School of Electronic Engineering and Computer Science

Nick Lane, University College London

28 November 2012

Time: 3:00 - 4:00pm
Venue: BR 3.02 Bancroft Road Teaching Rooms Peter Landin Building London E1 4NS

The extraordinary evolution of complex life

The extraordinary evolution of complex life

The complex eukaryotic cell arose just once in 4 billion years of evolution, in an endosymbiosis between two prokaryotes. All plants, animals, fungi, algae and protists derive from this singular event. The endosymbiotic bacteria evolved to become mitochondria, which retain a tiny genome of their own. I shall argue that eukaryotic genomic and morphological complexity depended on the reductive evolution of the mitochondrial genome, which ultimately produced an extreme genomic asymmetry in complex eukaryotes, in which tiny mitochondrial genomes support, energetically, a virtually unlimited accumulation of DNA in the nucleus, the genetic raw material for the evolution of complexity. But there is a price: a requirement for intergenomic coadaptation. The tempo and mode of evolution of mitochondrial and nuclear genes are radically different, with mitochondrial genes in animals evolving asexually, orders of magnitude faster than the sexually recombining nuclear genes. Modelling shows that two sexes, with the uniparental inheritance of mitochondria, improves mitonuclear coadaptation. In multicellular organisms with germline and soma, mitonuclear incompatibilities lead to free-radical leak from mitochondria, apoptosis, hybrid breakdown and even speciation. The mitochondrial threshold for apoptosis is predicted to vary between species, depending on aerobic requirements, resulting in a fundamental trade-off between aerobic fitness, fertility, adaptability, lifespan and disease.

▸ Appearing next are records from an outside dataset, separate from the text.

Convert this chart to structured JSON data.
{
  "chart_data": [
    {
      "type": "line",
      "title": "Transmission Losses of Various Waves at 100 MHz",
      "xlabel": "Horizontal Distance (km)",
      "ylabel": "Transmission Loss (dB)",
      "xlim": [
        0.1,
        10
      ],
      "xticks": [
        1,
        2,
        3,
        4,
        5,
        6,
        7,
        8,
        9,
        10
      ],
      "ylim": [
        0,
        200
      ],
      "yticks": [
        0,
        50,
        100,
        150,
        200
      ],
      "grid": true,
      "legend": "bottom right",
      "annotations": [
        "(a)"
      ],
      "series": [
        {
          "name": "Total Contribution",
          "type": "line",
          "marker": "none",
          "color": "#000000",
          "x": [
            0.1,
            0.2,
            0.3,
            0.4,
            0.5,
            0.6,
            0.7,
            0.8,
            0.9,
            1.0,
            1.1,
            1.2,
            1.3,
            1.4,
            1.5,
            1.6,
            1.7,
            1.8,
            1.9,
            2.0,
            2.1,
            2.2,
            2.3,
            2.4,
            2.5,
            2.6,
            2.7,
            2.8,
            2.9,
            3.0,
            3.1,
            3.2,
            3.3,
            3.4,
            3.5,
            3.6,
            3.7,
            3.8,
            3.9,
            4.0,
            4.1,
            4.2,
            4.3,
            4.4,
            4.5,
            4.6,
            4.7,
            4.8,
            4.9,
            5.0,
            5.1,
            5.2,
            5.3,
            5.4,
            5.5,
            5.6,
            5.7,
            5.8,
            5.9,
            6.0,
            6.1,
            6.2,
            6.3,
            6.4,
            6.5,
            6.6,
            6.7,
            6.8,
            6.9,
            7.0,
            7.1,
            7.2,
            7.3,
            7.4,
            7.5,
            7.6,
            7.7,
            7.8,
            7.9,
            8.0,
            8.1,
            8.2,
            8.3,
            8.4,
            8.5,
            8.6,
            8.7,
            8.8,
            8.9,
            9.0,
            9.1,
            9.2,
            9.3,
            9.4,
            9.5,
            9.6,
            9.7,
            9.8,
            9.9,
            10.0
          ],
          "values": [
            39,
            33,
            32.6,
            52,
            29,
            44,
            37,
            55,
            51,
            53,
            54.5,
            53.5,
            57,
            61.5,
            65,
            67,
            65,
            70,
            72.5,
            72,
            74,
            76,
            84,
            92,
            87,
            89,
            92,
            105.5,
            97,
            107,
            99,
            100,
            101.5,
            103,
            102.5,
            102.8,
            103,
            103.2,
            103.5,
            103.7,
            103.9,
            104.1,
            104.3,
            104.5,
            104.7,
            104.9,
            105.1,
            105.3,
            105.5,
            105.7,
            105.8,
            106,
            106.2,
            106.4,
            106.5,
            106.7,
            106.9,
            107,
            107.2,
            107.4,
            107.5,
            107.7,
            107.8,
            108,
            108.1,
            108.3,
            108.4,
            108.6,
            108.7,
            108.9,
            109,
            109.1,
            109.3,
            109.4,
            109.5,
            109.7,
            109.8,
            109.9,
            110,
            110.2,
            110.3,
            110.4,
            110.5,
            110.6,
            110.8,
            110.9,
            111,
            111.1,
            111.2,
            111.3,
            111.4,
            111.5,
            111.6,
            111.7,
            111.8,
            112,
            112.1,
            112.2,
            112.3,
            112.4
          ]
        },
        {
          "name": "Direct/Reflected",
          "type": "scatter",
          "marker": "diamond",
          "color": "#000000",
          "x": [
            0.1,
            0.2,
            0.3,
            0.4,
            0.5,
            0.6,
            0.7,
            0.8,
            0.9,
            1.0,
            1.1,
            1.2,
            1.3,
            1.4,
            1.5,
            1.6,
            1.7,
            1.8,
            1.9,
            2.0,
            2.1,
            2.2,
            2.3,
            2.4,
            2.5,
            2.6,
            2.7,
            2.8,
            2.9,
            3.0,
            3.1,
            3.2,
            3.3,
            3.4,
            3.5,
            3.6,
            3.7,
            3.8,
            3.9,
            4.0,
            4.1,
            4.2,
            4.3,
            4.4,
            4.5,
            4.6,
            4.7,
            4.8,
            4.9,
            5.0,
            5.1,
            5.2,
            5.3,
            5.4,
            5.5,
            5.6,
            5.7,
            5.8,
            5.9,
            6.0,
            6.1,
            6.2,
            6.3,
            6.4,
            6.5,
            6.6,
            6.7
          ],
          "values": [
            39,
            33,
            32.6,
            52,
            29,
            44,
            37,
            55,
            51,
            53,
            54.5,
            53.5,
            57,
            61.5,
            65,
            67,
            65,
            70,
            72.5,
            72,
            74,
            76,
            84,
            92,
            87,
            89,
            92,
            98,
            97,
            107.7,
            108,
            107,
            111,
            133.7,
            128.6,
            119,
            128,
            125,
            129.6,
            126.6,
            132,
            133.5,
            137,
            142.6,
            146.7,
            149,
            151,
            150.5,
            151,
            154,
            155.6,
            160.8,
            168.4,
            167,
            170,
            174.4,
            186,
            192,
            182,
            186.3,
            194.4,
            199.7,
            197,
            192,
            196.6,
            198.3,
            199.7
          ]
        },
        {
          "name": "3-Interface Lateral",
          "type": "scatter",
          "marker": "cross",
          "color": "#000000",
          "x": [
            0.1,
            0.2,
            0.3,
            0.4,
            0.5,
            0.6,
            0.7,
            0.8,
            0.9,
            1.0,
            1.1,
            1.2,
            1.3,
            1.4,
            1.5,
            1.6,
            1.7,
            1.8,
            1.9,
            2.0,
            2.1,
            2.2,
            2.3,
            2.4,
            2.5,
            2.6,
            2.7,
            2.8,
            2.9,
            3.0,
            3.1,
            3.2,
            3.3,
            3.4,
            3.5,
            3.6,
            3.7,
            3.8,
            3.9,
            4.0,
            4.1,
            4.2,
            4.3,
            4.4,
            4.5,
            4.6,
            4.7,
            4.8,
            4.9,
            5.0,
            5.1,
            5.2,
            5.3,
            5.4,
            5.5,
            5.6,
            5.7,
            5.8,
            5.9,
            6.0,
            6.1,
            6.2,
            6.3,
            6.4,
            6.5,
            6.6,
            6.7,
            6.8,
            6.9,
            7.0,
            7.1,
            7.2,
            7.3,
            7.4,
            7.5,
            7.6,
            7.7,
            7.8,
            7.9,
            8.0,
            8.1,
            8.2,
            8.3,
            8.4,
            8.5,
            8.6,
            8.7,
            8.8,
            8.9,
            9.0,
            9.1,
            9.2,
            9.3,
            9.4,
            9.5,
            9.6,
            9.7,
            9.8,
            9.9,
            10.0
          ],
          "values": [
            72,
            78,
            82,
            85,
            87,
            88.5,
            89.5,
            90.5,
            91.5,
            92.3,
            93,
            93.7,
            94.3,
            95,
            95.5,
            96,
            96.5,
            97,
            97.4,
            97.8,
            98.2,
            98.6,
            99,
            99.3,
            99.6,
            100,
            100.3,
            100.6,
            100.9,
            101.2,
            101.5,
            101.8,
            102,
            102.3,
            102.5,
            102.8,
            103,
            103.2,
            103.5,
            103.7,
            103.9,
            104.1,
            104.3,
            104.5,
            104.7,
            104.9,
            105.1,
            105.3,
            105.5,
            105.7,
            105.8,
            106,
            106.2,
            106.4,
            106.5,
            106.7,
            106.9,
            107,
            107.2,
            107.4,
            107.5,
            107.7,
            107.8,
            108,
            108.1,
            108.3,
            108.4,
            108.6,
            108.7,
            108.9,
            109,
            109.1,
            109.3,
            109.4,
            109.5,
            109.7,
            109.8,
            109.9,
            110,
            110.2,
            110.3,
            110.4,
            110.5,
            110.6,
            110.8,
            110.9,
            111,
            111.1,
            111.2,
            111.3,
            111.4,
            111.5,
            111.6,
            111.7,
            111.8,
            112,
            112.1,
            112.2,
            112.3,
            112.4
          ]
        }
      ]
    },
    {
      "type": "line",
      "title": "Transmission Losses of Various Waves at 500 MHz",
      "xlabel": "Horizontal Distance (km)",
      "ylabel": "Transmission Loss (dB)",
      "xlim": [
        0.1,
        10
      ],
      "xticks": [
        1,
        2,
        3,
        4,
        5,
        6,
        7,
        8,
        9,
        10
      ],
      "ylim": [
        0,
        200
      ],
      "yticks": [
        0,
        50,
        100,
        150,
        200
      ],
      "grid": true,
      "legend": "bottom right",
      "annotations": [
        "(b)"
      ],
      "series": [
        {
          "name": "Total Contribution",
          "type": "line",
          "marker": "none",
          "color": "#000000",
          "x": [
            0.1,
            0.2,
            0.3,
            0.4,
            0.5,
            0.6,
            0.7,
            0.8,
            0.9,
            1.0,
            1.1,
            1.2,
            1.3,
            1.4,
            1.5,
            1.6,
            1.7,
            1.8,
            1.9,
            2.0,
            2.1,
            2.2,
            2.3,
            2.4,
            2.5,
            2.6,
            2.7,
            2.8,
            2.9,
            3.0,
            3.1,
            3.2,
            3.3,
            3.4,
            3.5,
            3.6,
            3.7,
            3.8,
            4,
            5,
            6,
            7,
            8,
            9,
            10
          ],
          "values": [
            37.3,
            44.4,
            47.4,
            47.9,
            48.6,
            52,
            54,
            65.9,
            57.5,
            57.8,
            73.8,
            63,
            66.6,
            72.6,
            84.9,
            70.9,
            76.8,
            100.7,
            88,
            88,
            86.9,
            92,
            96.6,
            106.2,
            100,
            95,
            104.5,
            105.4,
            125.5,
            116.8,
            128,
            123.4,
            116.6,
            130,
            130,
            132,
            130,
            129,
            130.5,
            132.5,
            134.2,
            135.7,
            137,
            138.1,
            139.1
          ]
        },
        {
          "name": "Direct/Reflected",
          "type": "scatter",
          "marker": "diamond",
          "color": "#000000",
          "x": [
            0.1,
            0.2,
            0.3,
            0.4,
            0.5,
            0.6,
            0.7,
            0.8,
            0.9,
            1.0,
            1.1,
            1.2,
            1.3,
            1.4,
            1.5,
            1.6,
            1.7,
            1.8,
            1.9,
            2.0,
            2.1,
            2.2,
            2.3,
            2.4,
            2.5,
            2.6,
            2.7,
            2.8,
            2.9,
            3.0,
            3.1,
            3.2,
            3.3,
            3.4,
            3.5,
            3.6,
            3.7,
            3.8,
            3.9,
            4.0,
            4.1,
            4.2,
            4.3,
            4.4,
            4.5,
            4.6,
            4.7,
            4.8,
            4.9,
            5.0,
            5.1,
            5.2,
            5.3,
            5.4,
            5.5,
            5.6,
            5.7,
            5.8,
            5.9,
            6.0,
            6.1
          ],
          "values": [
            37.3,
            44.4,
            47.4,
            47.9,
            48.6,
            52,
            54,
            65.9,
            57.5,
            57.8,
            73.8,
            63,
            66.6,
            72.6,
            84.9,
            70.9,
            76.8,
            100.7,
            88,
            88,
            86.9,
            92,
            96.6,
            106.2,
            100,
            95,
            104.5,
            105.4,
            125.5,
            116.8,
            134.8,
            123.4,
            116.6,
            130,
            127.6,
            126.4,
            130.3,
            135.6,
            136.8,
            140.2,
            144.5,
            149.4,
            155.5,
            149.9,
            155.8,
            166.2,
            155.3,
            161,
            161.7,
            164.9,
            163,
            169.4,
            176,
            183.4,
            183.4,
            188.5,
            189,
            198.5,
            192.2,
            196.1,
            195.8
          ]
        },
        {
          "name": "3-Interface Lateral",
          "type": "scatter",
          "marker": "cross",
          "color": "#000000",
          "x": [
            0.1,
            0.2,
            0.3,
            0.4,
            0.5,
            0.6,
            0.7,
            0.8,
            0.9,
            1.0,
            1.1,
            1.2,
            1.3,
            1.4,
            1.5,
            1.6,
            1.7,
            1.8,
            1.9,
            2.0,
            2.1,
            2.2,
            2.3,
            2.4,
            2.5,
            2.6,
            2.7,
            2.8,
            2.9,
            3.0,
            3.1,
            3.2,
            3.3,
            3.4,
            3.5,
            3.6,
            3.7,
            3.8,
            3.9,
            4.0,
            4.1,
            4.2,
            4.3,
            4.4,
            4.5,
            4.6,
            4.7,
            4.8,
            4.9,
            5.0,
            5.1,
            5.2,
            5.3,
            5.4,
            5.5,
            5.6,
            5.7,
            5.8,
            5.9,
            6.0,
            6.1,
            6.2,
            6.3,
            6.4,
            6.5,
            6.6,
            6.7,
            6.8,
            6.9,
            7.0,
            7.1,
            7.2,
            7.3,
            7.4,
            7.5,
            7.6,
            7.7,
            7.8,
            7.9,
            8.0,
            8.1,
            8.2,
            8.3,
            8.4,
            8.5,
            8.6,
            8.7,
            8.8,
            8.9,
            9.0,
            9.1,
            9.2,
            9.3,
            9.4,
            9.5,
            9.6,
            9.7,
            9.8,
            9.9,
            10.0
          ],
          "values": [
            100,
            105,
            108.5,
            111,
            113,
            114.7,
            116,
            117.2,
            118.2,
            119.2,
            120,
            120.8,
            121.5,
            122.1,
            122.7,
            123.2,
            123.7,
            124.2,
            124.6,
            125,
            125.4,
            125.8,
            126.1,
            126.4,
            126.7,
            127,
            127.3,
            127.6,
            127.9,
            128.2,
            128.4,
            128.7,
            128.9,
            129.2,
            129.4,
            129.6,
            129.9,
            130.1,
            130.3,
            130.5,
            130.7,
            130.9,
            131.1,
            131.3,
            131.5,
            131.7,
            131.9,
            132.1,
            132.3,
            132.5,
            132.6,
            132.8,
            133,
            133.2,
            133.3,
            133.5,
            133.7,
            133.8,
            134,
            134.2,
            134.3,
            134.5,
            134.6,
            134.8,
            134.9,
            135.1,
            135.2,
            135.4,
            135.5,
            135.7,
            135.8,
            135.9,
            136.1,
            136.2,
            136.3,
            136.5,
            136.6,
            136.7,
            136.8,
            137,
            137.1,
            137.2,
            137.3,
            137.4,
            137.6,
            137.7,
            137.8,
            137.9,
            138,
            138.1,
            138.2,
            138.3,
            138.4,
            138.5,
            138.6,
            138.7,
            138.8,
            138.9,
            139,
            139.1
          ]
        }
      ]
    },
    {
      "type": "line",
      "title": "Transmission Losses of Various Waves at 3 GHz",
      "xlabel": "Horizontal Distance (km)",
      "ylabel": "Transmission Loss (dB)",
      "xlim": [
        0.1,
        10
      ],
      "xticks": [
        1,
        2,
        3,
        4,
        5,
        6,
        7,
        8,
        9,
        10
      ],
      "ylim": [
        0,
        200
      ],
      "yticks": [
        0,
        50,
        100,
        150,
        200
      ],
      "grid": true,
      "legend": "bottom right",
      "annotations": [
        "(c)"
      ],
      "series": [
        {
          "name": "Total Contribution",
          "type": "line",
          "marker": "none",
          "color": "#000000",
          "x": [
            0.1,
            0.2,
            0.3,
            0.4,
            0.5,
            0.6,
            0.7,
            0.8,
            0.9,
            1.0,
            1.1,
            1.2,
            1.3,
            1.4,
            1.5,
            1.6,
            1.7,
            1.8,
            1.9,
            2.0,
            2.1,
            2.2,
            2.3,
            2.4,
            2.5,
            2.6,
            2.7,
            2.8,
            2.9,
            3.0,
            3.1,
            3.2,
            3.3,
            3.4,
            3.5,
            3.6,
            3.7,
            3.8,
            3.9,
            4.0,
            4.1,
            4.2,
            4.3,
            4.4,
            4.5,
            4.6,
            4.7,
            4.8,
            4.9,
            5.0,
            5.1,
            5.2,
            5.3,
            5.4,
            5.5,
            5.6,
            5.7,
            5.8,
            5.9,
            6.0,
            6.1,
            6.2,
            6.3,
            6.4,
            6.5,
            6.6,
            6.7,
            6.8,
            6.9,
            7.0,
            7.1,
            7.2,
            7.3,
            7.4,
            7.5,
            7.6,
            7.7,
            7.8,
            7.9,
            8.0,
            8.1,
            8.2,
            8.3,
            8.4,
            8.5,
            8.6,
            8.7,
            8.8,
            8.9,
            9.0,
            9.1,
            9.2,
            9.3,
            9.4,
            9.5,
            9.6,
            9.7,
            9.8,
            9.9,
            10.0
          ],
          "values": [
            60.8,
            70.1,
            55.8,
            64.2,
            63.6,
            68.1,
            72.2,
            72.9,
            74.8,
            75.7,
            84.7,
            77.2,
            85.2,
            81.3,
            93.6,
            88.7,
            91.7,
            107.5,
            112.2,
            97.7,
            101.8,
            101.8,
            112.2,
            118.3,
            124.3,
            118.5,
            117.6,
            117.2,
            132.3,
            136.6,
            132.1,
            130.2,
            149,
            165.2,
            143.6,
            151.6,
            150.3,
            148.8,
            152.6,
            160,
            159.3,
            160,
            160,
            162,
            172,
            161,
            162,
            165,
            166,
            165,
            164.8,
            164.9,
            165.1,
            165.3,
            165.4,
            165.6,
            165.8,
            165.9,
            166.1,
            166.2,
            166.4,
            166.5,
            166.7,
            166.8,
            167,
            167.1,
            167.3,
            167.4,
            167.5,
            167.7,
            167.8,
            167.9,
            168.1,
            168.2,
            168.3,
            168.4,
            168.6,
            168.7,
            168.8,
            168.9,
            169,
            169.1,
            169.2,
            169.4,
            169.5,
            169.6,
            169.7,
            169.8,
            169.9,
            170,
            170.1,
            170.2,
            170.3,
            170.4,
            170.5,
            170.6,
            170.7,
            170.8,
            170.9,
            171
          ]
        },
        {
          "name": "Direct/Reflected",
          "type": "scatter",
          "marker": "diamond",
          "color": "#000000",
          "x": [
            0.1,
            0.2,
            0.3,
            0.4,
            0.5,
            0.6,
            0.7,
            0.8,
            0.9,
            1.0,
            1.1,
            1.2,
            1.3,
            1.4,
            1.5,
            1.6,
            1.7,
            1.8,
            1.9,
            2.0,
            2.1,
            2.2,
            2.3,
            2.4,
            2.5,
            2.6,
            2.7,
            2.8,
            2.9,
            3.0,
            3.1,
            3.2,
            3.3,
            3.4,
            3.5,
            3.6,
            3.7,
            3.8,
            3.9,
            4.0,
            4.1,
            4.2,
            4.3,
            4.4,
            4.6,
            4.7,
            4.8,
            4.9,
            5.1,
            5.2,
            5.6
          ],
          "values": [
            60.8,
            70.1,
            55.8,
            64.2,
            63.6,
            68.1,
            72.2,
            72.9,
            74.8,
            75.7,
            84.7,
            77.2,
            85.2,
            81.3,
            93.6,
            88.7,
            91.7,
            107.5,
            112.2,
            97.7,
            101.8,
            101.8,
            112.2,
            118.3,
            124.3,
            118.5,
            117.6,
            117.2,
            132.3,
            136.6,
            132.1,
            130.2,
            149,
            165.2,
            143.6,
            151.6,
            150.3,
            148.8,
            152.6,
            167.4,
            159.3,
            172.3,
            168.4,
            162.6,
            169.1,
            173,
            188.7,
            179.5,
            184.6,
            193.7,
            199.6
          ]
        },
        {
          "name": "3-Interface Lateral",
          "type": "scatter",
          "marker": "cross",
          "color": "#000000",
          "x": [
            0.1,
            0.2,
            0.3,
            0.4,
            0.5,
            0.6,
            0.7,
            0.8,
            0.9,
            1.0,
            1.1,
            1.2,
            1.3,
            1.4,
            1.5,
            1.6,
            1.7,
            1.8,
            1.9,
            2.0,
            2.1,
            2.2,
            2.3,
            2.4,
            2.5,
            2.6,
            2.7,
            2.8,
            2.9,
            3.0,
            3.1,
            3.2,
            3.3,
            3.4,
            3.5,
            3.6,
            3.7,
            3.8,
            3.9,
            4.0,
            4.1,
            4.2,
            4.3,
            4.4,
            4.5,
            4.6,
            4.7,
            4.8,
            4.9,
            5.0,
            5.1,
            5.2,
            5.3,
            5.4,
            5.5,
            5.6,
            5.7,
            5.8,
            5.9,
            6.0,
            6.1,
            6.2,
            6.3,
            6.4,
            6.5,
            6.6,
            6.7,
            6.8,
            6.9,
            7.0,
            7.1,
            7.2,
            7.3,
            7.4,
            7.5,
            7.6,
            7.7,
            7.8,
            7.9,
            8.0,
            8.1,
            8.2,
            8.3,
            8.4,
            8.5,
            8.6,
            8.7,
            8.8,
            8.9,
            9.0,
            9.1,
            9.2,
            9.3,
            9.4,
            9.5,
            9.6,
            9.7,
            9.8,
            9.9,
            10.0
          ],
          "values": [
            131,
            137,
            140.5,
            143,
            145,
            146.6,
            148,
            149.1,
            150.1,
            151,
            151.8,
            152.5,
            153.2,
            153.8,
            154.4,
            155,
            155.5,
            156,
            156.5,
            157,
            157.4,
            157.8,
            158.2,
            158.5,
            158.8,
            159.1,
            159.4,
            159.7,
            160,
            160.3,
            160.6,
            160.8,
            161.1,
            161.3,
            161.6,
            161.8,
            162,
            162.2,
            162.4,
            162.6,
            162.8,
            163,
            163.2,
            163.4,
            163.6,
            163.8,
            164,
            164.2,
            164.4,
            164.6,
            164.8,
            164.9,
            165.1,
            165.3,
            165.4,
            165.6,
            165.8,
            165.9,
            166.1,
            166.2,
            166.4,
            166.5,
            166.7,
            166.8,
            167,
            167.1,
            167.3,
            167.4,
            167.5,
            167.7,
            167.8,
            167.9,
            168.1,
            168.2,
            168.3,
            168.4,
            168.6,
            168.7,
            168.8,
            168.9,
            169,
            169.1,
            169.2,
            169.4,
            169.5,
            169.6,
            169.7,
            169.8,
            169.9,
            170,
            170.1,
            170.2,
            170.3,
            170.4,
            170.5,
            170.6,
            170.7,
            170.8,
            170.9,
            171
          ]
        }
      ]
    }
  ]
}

Biography: Nick Lane is a biochemist and writer. He was awarded the inaugural Provost’s Venture Research Fellowship in the Department of Genetics, Evolution and Environment at University College London. Nick leads the UCL Research Frontiers Origins of Life programme, and is a founding member of the UCL Consortium for Mitochondrial Research. His research is on the role of bioenergetics in the origin of life and the evolution of complex life.